What are the Symptoms of Behcet's Disease

Almost all of those with Behcet's suffer recurrent painful mouth ulcers that can make eating extremely difficult. Recurrent genital ulceration, inflammation of the eye (called uveitis) and skin lesions, such as an acne-like rash and red bumpy nodules (called erythema nodosum), occur.

If the joints are affected, then painful arthritis can cause severe disability. Sometimes the nerves and brain are affected, leading to impaired balance, speech and memory loss.

Recurrent pain, fever and tiredness cause a great deal of fatigue. It's easy for someone with a disease that lasts a lifetime and has no cure to also become depressed. Emotional support and understanding is essential and often provided through the self-help groups that exist around the world for sufferers and their carers.
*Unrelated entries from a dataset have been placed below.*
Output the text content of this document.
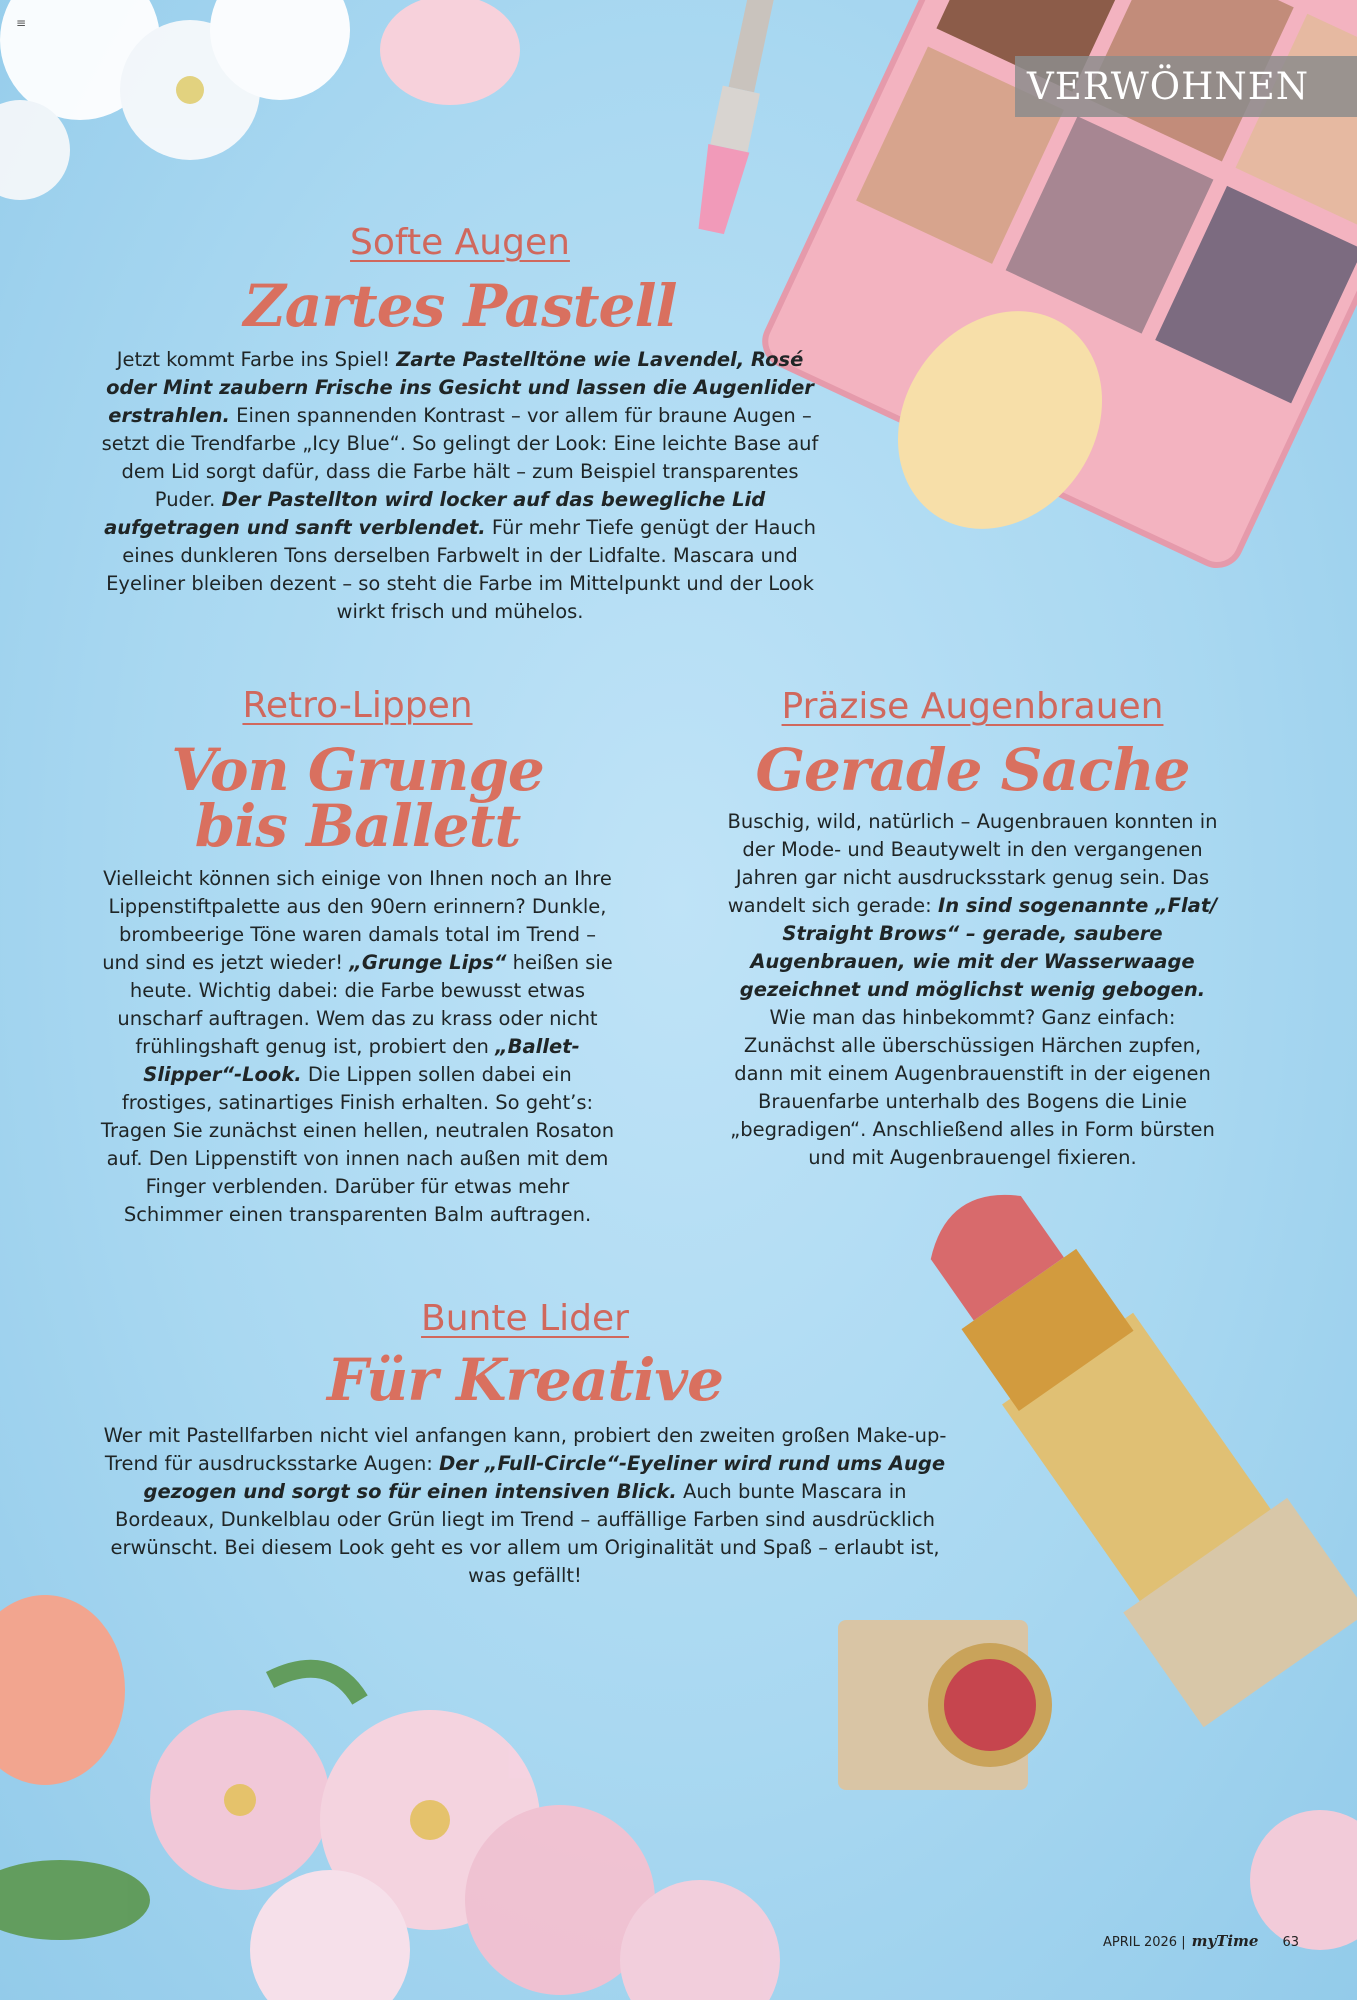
≡
VERWÖHNEN
Softe Augen
Zartes Pastell

Jetzt kommt Farbe ins Spiel! Zarte Pastelltöne wie Lavendel, Rosé oder Mint zaubern Frische ins Gesicht und lassen die Augenlider erstrahlen. Einen spannenden Kontrast – vor allem für braune Augen – setzt die Trendfarbe „Icy Blue“. So gelingt der Look: Eine leichte Base auf dem Lid sorgt dafür, dass die Farbe hält – zum Beispiel transparentes Puder. Der Pastellton wird locker auf das bewegliche Lid aufgetragen und sanft verblendet. Für mehr Tiefe genügt der Hauch eines dunkleren Tons derselben Farbwelt in der Lidfalte. Mascara und Eyeliner bleiben dezent – so steht die Farbe im Mittelpunkt und der Look wirkt frisch und mühelos.

Retro-Lippen
Von Grunge
bis Ballett

Vielleicht können sich einige von Ihnen noch an Ihre Lippenstiftpalette aus den 90ern erinnern? Dunkle, brombeerige Töne waren damals total im Trend – und sind es jetzt wieder! „Grunge Lips“ heißen sie heute. Wichtig dabei: die Farbe bewusst etwas unscharf auftragen. Wem das zu krass oder nicht frühlingshaft genug ist, probiert den „Ballet-Slipper“-Look. Die Lippen sollen dabei ein frostiges, satinartiges Finish erhalten. So geht’s: Tragen Sie zunächst einen hellen, neutralen Rosaton auf. Den Lippenstift von innen nach außen mit dem Finger verblenden. Darüber für etwas mehr Schimmer einen transparenten Balm auftragen.

Präzise Augenbrauen
Gerade Sache

Buschig, wild, natürlich – Augenbrauen konnten in der Mode- und Beautywelt in den vergangenen Jahren gar nicht ausdrucksstark genug sein. Das wandelt sich gerade: In sind sogenannte „Flat/ Straight Brows“ – gerade, saubere Augenbrauen, wie mit der Wasserwaage gezeichnet und möglichst wenig gebogen. Wie man das hinbekommt? Ganz einfach: Zunächst alle überschüssigen Härchen zupfen, dann mit einem Augenbrauenstift in der eigenen Brauenfarbe unterhalb des Bogens die Linie „begradigen“. Anschließend alles in Form bürsten und mit Augenbrauengel fixieren.

Bunte Lider
Für Kreative

Wer mit Pastellfarben nicht viel anfangen kann, probiert den zweiten großen Make-up-Trend für ausdrucksstarke Augen: Der „Full-Circle“-Eyeliner wird rund ums Auge gezogen und sorgt so für einen intensiven Blick. Auch bunte Mascara in Bordeaux, Dunkelblau oder Grün liegt im Trend – auffällige Farben sind ausdrücklich erwünscht. Bei diesem Look geht es vor allem um Originalität und Spaß – erlaubt ist, was gefällt!

APRIL 2026 | myTime 63
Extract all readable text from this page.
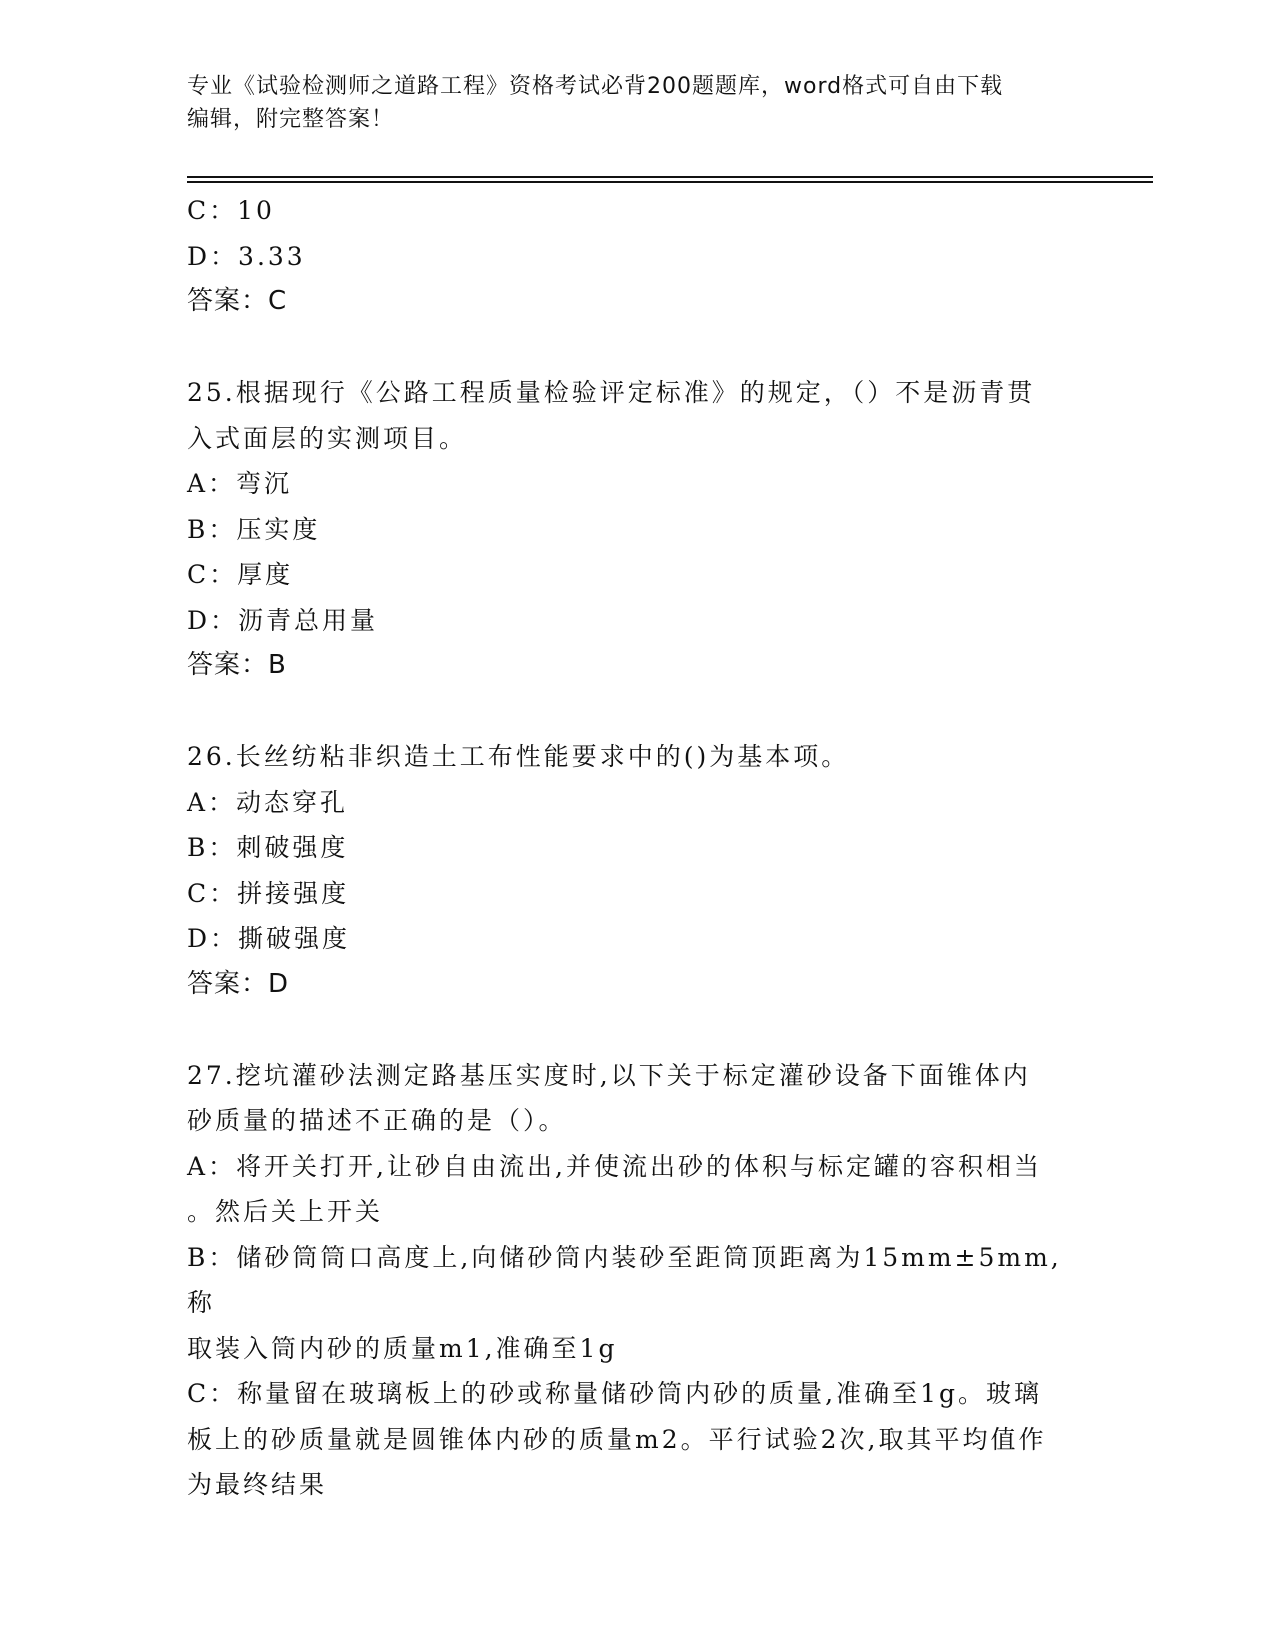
专业《试验检测师之道路工程》资格考试必背200题题库，word格式可自由下载
编辑，附完整答案！

C：10

D：3.33

答案：C

25.根据现行《公路工程质量检验评定标准》的规定，（）不是沥青贯

入式面层的实测项目。

A：弯沉

B：压实度

C：厚度

D：沥青总用量

答案：B

26.长丝纺粘非织造土工布性能要求中的()为基本项。

A：动态穿孔

B：刺破强度

C：拼接强度

D：撕破强度

答案：D

27.挖坑灌砂法测定路基压实度时,以下关于标定灌砂设备下面锥体内

砂质量的描述不正确的是（）。

A：将开关打开,让砂自由流出,并使流出砂的体积与标定罐的容积相当

。然后关上开关

B：储砂筒筒口高度上,向储砂筒内装砂至距筒顶距离为15mm±5mm,称

取装入筒内砂的质量m1,准确至1g

C：称量留在玻璃板上的砂或称量储砂筒内砂的质量,准确至1g。玻璃

板上的砂质量就是圆锥体内砂的质量m2。平行试验2次,取其平均值作

为最终结果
There's no specific test a doctor can do to diagnose Behcet's. For this reason, and because the symptoms a person suffers may have other causes, it can take a long time before the diagnosis is made. It needs a great deal of awareness to recognise the pattern of symptoms that, pieced together, may indicate that Behcet's is the solution to the puzzle.

Traditional Medical Treatments for Behcet's Disease

Current treatment is aimed at easing the symptoms, reducing inflammation, and controlling the immune system. Anti-TNF therapy has shown promise in treating the uveitis associated with the disease.